On Friday, a unanimous ruling from a California appeals court permitted Wade Robson and James Safechuck to present their abuse allegations to a jury. This marks a significant reversal from a preceding lower court’s verdict. The ruling emphasized, “Plaintiffs had every right to expect defendants to protect them from the entirely foreseeable danger of being left alone with Jackson.”
Leaving Neverland and the Road to Trial
Robson and Safechuck were prominently featured in HBO’s 2019 documentary, ‘Leaving Neverland’. This documentary presented their allegations of enduring sexual abuse from Michael Jackson during their childhood. Notably, these claims were initiated in court around 2013 and 2014.

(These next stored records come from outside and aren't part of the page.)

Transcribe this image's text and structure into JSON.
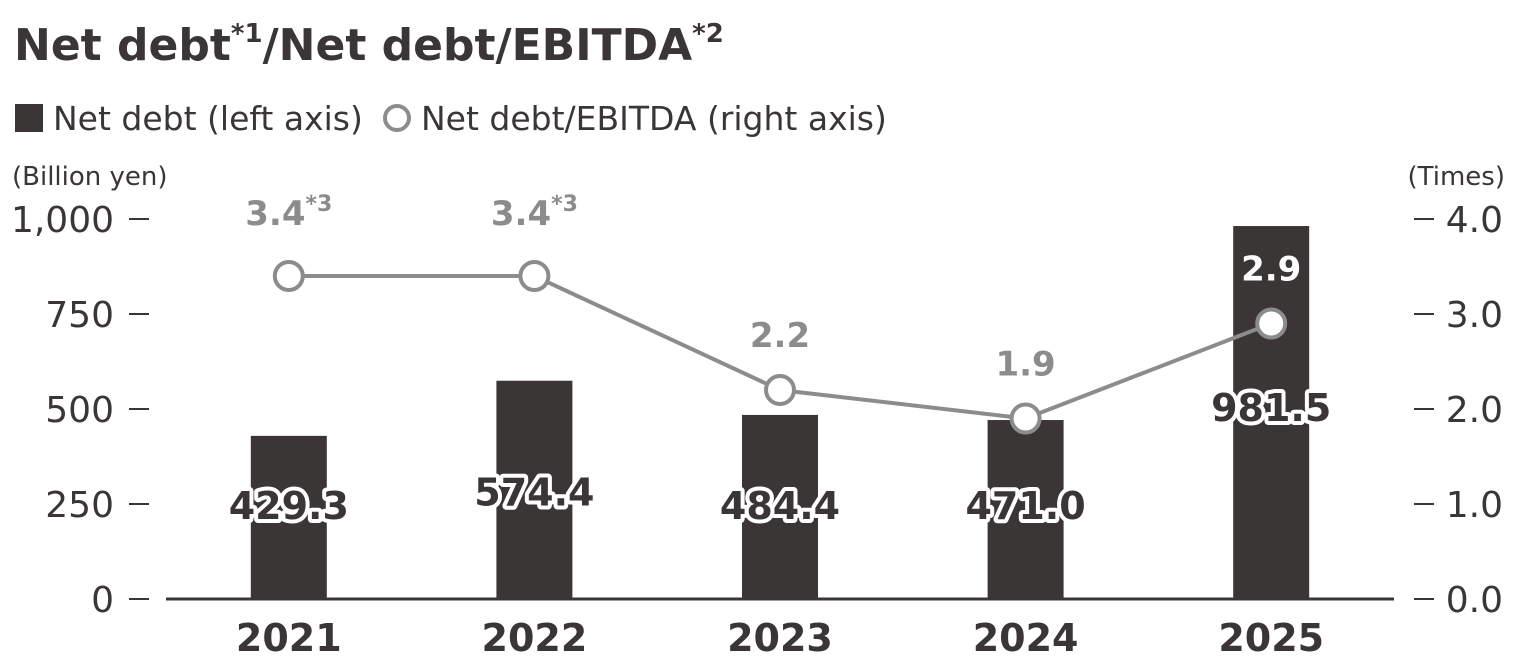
{
  "title": {
    "part1": "Net debt",
    "sup1": "*1",
    "part2": "/Net debt/EBITDA",
    "sup2": "*2"
  },
  "legend": {
    "bars": "Net debt (left axis)",
    "line": "Net debt/EBITDA (right axis)"
  },
  "colors": {
    "bar": "#3a3635",
    "line": "#8c8c8c",
    "axis": "#3a3635",
    "marker_fill": "#ffffff"
  },
  "chart_data": {
    "type": "bar",
    "categories": [
      "2021",
      "2022",
      "2023",
      "2024",
      "2025"
    ],
    "series": [
      {
        "name": "Net debt (left axis)",
        "type": "bar",
        "axis": "left",
        "values": [
          429.3,
          574.4,
          484.4,
          471.0,
          981.5
        ],
        "labels": [
          "429.3",
          "574.4",
          "484.4",
          "471.0",
          "981.5"
        ]
      },
      {
        "name": "Net debt/EBITDA (right axis)",
        "type": "line",
        "axis": "right",
        "values": [
          3.4,
          3.4,
          2.2,
          1.9,
          2.9
        ],
        "labels": [
          "3.4",
          "3.4",
          "2.2",
          "1.9",
          "2.9"
        ],
        "label_notes": [
          "*3",
          "*3",
          "",
          "",
          ""
        ]
      }
    ],
    "left_axis": {
      "unit": "(Billion yen)",
      "ylim": [
        0,
        1000
      ],
      "ticks": [
        0,
        250,
        500,
        750,
        1000
      ],
      "tick_labels": [
        "0",
        "250",
        "500",
        "750",
        "1,000"
      ]
    },
    "right_axis": {
      "unit": "(Times)",
      "ylim": [
        0,
        4
      ],
      "ticks": [
        0,
        1,
        2,
        3,
        4
      ],
      "tick_labels": [
        "0.0",
        "1.0",
        "2.0",
        "3.0",
        "4.0"
      ]
    },
    "grid": false,
    "legend_position": "top-left"
  }
}
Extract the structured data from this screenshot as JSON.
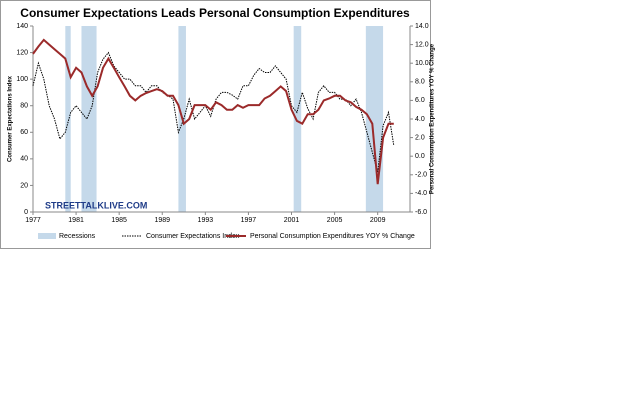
{
  "chart_data": {
    "type": "line",
    "title": "Consumer Expectations Leads Personal Consumption Expenditures",
    "y_label": "Consumer Expectations Index",
    "y2_label": "Personal Consumption Expenditures YOY % Change",
    "watermark": "STREETTALKLIVE.COM",
    "xlim": [
      1977,
      2012
    ],
    "xticks": [
      1977,
      1981,
      1985,
      1989,
      1993,
      1997,
      2001,
      2005,
      2009
    ],
    "ylim": [
      0,
      140
    ],
    "yticks": [
      0,
      20,
      40,
      60,
      80,
      100,
      120,
      140
    ],
    "y2lim": [
      -6,
      14
    ],
    "y2ticks": [
      {
        "value": -6,
        "label": "-6.0"
      },
      {
        "value": -4,
        "label": "-4.0"
      },
      {
        "value": -2,
        "label": "-2.0"
      },
      {
        "value": 0,
        "label": "0.0"
      },
      {
        "value": 2,
        "label": "2.0"
      },
      {
        "value": 4,
        "label": "4.0"
      },
      {
        "value": 6,
        "label": "6.0"
      },
      {
        "value": 8,
        "label": "8.0"
      },
      {
        "value": 10,
        "label": "10.0"
      },
      {
        "value": 12,
        "label": "12.0"
      },
      {
        "value": 14,
        "label": "14.0"
      }
    ],
    "recessions": {
      "name": "Recessions",
      "color": "#c5d9ea",
      "periods": [
        [
          1980,
          1980.5
        ],
        [
          1981.5,
          1982.9
        ],
        [
          1990.5,
          1991.2
        ],
        [
          2001.2,
          2001.9
        ],
        [
          2007.9,
          2009.5
        ]
      ]
    },
    "x": [
      1977,
      1977.5,
      1978,
      1978.5,
      1979,
      1979.5,
      1980,
      1980.5,
      1981,
      1981.5,
      1982,
      1982.5,
      1983,
      1983.5,
      1984,
      1984.5,
      1985,
      1985.5,
      1986,
      1986.5,
      1987,
      1987.5,
      1988,
      1988.5,
      1989,
      1989.5,
      1990,
      1990.5,
      1991,
      1991.5,
      1992,
      1992.5,
      1993,
      1993.5,
      1994,
      1994.5,
      1995,
      1995.5,
      1996,
      1996.5,
      1997,
      1997.5,
      1998,
      1998.5,
      1999,
      1999.5,
      2000,
      2000.5,
      2001,
      2001.5,
      2002,
      2002.5,
      2003,
      2003.5,
      2004,
      2004.5,
      2005,
      2005.5,
      2006,
      2006.5,
      2007,
      2007.5,
      2008,
      2008.5,
      2009,
      2009.5,
      2010,
      2010.5
    ],
    "series": [
      {
        "name": "Consumer Expectations Index",
        "color": "#000000",
        "dashed": true,
        "axis": "y",
        "values": [
          95,
          112,
          100,
          80,
          70,
          55,
          60,
          75,
          80,
          75,
          70,
          80,
          105,
          115,
          120,
          110,
          105,
          100,
          100,
          95,
          95,
          90,
          95,
          95,
          90,
          88,
          85,
          60,
          70,
          85,
          70,
          75,
          80,
          72,
          85,
          90,
          90,
          88,
          85,
          95,
          95,
          103,
          108,
          105,
          105,
          110,
          105,
          100,
          80,
          75,
          90,
          78,
          70,
          90,
          95,
          90,
          90,
          85,
          85,
          80,
          85,
          75,
          60,
          45,
          30,
          65,
          75,
          50
        ]
      },
      {
        "name": "Personal Consumption Expenditures YOY % Change",
        "color": "#9b2a2a",
        "dashed": false,
        "axis": "y2",
        "values": [
          11.0,
          11.8,
          12.5,
          12.0,
          11.5,
          11.0,
          10.5,
          8.5,
          9.5,
          9.0,
          7.5,
          6.5,
          7.5,
          9.5,
          10.5,
          9.5,
          8.5,
          7.5,
          6.5,
          6.0,
          6.5,
          6.8,
          7.0,
          7.2,
          7.0,
          6.5,
          6.5,
          5.5,
          3.5,
          4.0,
          5.5,
          5.5,
          5.5,
          5.0,
          5.8,
          5.5,
          5.0,
          5.0,
          5.5,
          5.2,
          5.5,
          5.5,
          5.5,
          6.2,
          6.5,
          7.0,
          7.5,
          7.0,
          5.0,
          3.8,
          3.5,
          4.5,
          4.5,
          5.0,
          6.0,
          6.2,
          6.5,
          6.5,
          6.0,
          5.8,
          5.3,
          5.0,
          4.5,
          3.5,
          -3.0,
          2.0,
          3.5,
          3.5
        ]
      }
    ]
  }
}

Nevertheless, due to the constraints of the statute of limitations, their case faced dismissal. The signing of a novel law by California Governor Gavin Newsom in 2020 offered a fresh lifeline by extending the timeframe for child sexual abuse complaints. Despite encountering another dismissal in 2021, this recent ruling reinstates their case’s potential for evaluation by a jury in lower courts.
The Allegations Against Jackson
Robson, currently aged 46, alleges that Jackson initiated sexual abuse during his 1990 visit to Neverland when he was merely 7 years old. Safechuck, now 40, claims his abuse began at 10 during a 1988 trip to Paris. An excerpt from the opinion highlights the gravity of the allegations, detailing an encounter in Jackson’s Paris hotel room where Safechuck was told he would be taught how to masturbate, a process Jackson then allegedly demonstrated.